A plainclothes policeman working as chauffeur foiled a terrorist ambush Friday in Rome–the second attack in 10 days by Italy`s resurfaced urban guerrillas.

The policeman opened fire on the four-member terrorist group–two men and two women–killing one of the women and possibly injuring a second terrorist. Their target was Dr. Antonio Da Empoli, appointed a week ago as head of Prime Minister Bettino Craxi`s Economic Affairs Department. He escaped with bullet wounds in his arm and leg. Friday night he was reported in a satisfactory condition.

The attack, reminiscent of the days of the Red Brigades a few years ago, occurred as the Tourist Ministry launched a campaign to convince American tourists that Italy is a safe country. According to tourist agencies 50 percent of American hotel and tour reservations for this year have been canceled over the last month.

It also occurred 10 days after Red Brigades terrorists assassinated former Florence Mayor Lando Conti on his way home from work.

Police Friday night identified the dead woman as Wilma Monaco, 28, wife of jailed terrorist Gianni Perusi and close friend of Barbara Balzerani, the Red Brigades leader who last week announced in a Naples courtroom a series of new attacks against ”the state.”

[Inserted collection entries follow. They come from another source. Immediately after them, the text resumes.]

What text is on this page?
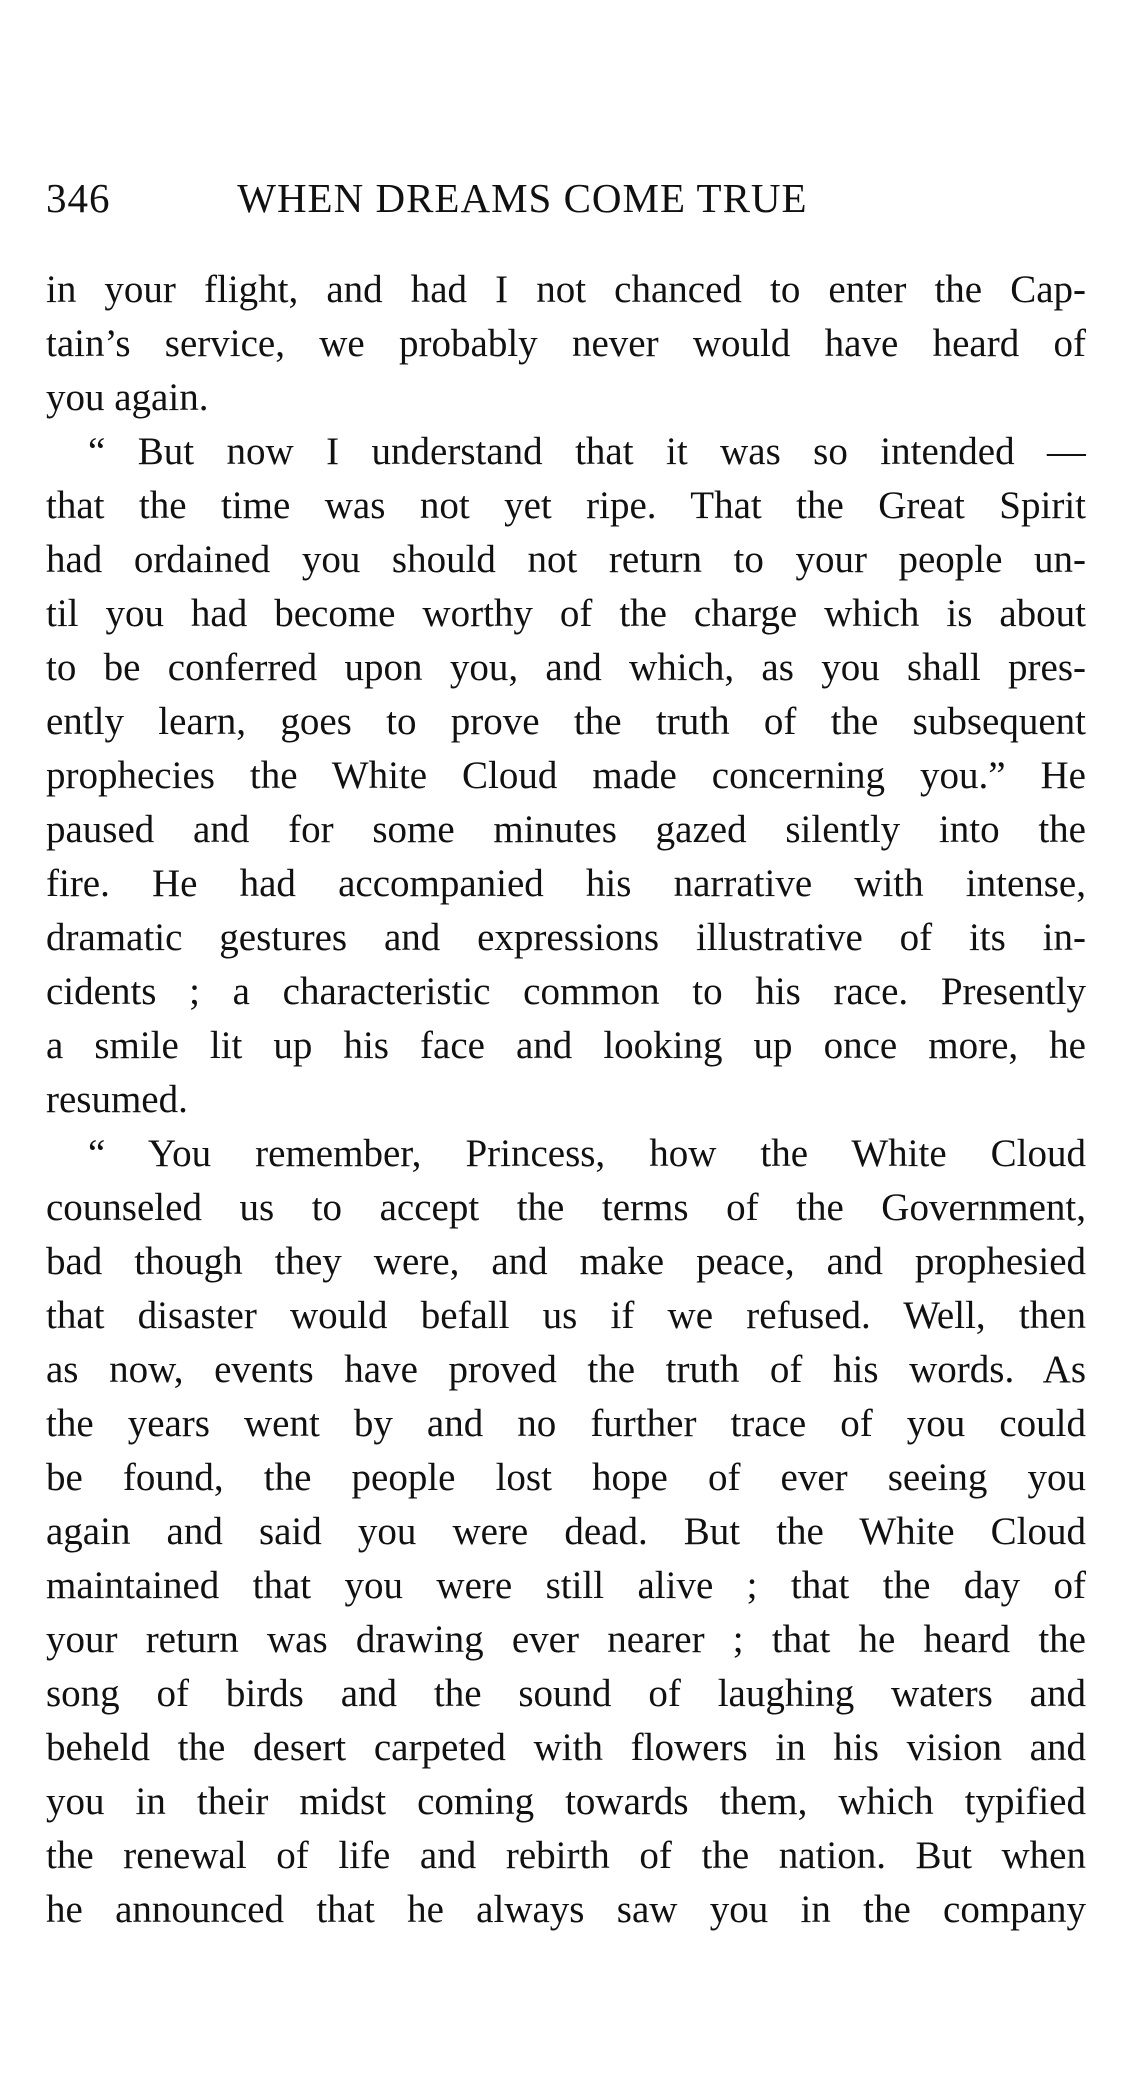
346	WHEN DREAMS COME TRUE
in your flight, and had I not chanced to enter the Cap-
tain’s service, we probably never would have heard of
you again.
“ But now I understand that it was so intended —
that the time was not yet ripe. That the Great Spirit
had ordained you should not return to your people un-
til you had become worthy of the charge which is about
to be conferred upon you, and which, as you shall pres-
ently learn, goes to prove the truth of the subsequent
prophecies the White Cloud made concerning you.” He
paused and for some minutes gazed silently into the
fire. He had accompanied his narrative with intense,
dramatic gestures and expressions illustrative of its in-
cidents ; a characteristic common to his race. Presently
a smile lit up his face and looking up once more, he
resumed.
“ You remember, Princess, how the White Cloud
counseled us to accept the terms of the Government,
bad though they were, and make peace, and prophesied
that disaster would befall us if we refused. Well, then
as now, events have proved the truth of his words. As
the years went by and no further trace of you could
be found, the people lost hope of ever seeing you
again and said you were dead. But the White Cloud
maintained that you were still alive ; that the day of
your return was drawing ever nearer ; that he heard the
song of birds and the sound of laughing waters and
beheld the desert carpeted with flowers in his vision and
you in their midst coming towards them, which typified
the renewal of life and rebirth of the nation. But when
he announced that he always saw you in the company
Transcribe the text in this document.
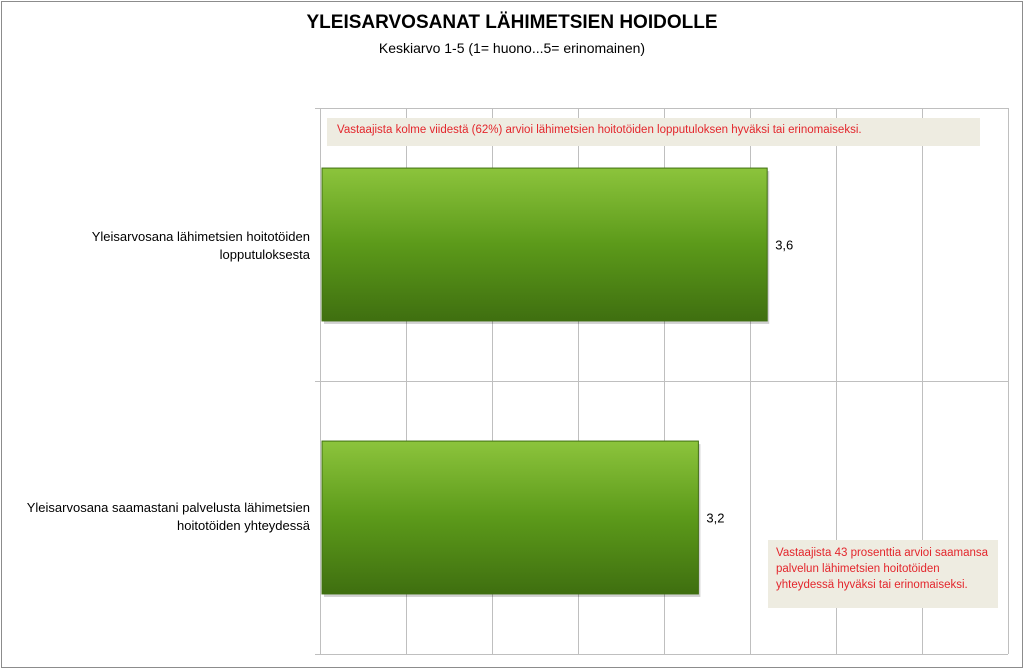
YLEISARVOSANAT LÄHIMETSIEN HOIDOLLE
Keskiarvo 1-5 (1= huono...5= erinomainen)
3,6
3,2
Yleisarvosana lähimetsien hoitotöiden lopputuloksesta
Yleisarvosana saamastani palvelusta lähimetsien hoitotöiden yhteydessä
Vastaajista kolme viidestä (62%) arvioi lähimetsien hoitotöiden lopputuloksen hyväksi tai erinomaiseksi.
Vastaajista 43 prosenttia arvioi saamansa palvelun lähimetsien hoitotöiden yhteydessä hyväksi tai erinomaiseksi.
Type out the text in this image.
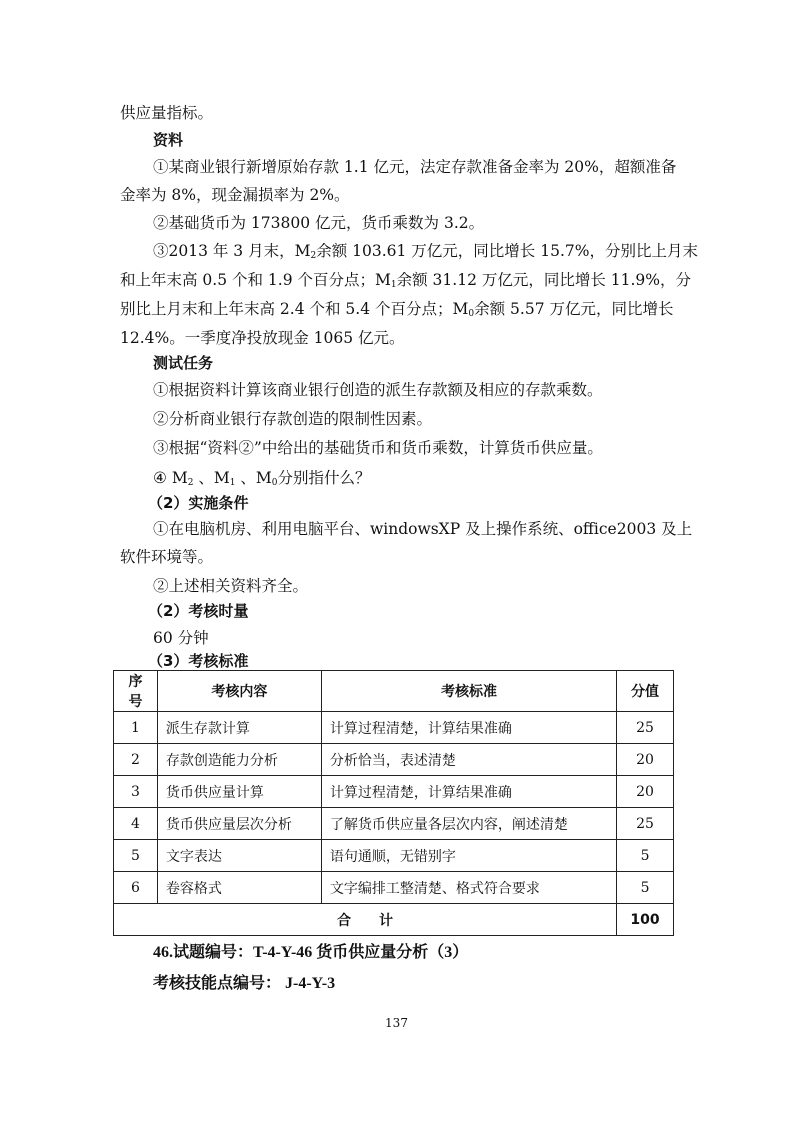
供应量指标。
资料
①某商业银行新增原始存款 1.1 亿元，法定存款准备金率为 20%，超额准备
金率为 8%，现金漏损率为 2%。
②基础货币为 173800 亿元，货币乘数为 3.2。
③2013 年 3 月末，$M_2$余额 103.61 万亿元，同比增长 15.7%，分别比上月末
和上年末高 0.5 个和 1.9 个百分点；$M_1$余额 31.12 万亿元，同比增长 11.9%，分
别比上月末和上年末高 2.4 个和 5.4 个百分点；$M_0$余额 5.57 万亿元，同比增长
12.4%。一季度净投放现金 1065 亿元。
测试任务
①根据资料计算该商业银行创造的派生存款额及相应的存款乘数。
②分析商业银行存款创造的限制性因素。
③根据“资料②”中给出的基础货币和货币乘数，计算货币供应量。
④ $M_2$ 、$M_1$ 、$M_0$分别指什么？
（2）实施条件
①在电脑机房、利用电脑平台、windowsXP 及上操作系统、office2003 及上
软件环境等。
②上述相关资料齐全。
（2）考核时量
60 分钟
（3）考核标准
序号	考核内容	考核标准	分值
1	派生存款计算	计算过程清楚，计算结果准确	25
2	存款创造能力分析	分析恰当，表述清楚	20
3	货币供应量计算	计算过程清楚，计算结果准确	20
4	货币供应量层次分析	了解货币供应量各层次内容，阐述清楚	25
5	文字表达	语句通顺，无错别字	5
6	卷容格式	文字编排工整清楚、格式符合要求	5
合　　计			100
46.试题编号：T-4-Y-46 货币供应量分析（3）
考核技能点编号： J-4-Y-3
137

According to police, Empoli left his villa behind the Foreign Ministry on Rome`s northern outskirts shortly after 9 a.m. Friday. As he usually does, his police escort (who is also his chauffeur) drove him to a newsstand to buy his daily papers.

The terrorists, on motorscooters and with woolen hoods over their faces, opened fire from behind the newsstand. But the chauffeur snatched his machine pistol from under his seat and fired back, killing Monaco and scattering the others.

The terrorists left a leaflet at the scene of the ambush. In it a new organization which calls itself the Union of Communist Combatants took credit for the attack.

In a phone call to a newspaper the organization said Empoli was chosen as a target because he worked out a financial bill which Parliament passed this week ”against the interests of the working class.”

Italian President Francesco Cossiga condemned the new attack and said,

”We all know that terrorism is finished in Italy but there are terrorist leftovers who must not be undervalued and against whom we have to fight.”

Interior Ministry sources said 295 left-wing terrorists are still on the wanted list and 196 alleged terrorists had to be set free on bail because the period they can be held without trial had expired.